Le vendredi 1er décembre 1933, neuf mois après sa première présentation à New York, King Kong, de Merian C. Cooper et Ernest B. Schoedsack, arrivait à Berlin. Sous le titre Die Fabel von King Kong (La Fable de King Kong), la première version doublée en allemand de ce film fantastique américain était distribuée selon une politique de « lancement massif1 ». Conformément à la commercialisation spectaculaire voulue par la RKO américaine dans le monde entier, la compagnie berlinoise Europa Filmverleih sortit ce « film à truquages et à sensation » (selon le sous-titre allemand) dans trente cinémas berlinois simultanément.
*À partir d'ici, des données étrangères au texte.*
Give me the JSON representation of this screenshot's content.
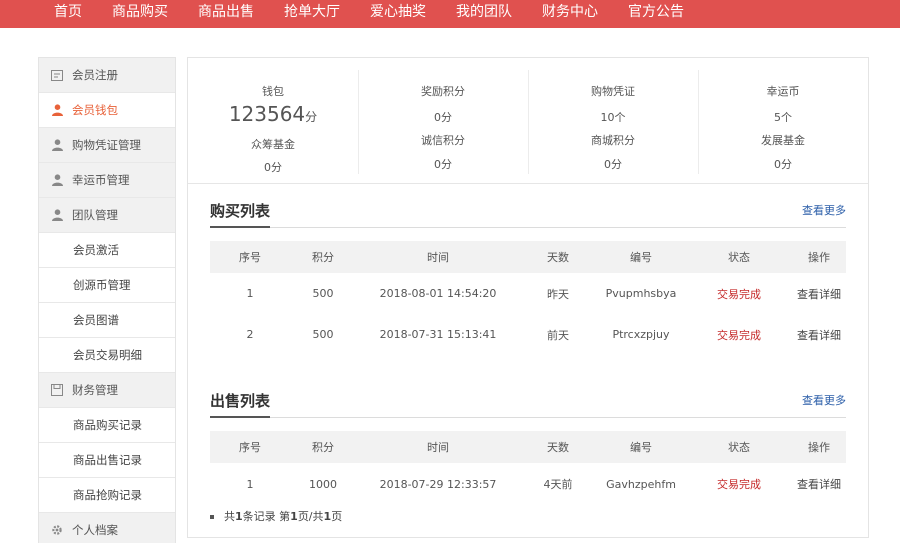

La « langue allemande superposée2 » de cette première version doublée en allemand était l’œuvre de Tobis-Melofilm GmbH. Les noms des interprètes allemands et le texte du doublage n’ont pas été conservés ; au générique et dans la fiche d’autorisation de la commission de contrôle (Film-Prüfstelle), l’adaptation est attribuée à Curt Wesse, scénariste et réalisateur de films de fiction et de documentaires actif entre 1928 et 1943. On ignore si le choix de cet adaptateur fut influencé par la politique cinématographique de l’époque. En 1944 encore, Wesse faisait en effet partie des quatre-vingt-quinze auteurs, hommes ou femmes, autorisés par le ministère de la Propagande (ProMi) à poursuivre leur travail dans le cinéma – autrement dit à un moment où le directeur du Département cinéma au ProMi, Hans Hinkel, avait exigé un « tri » des plus stricts dans le « cercle des auteurs et dramaturges3 ».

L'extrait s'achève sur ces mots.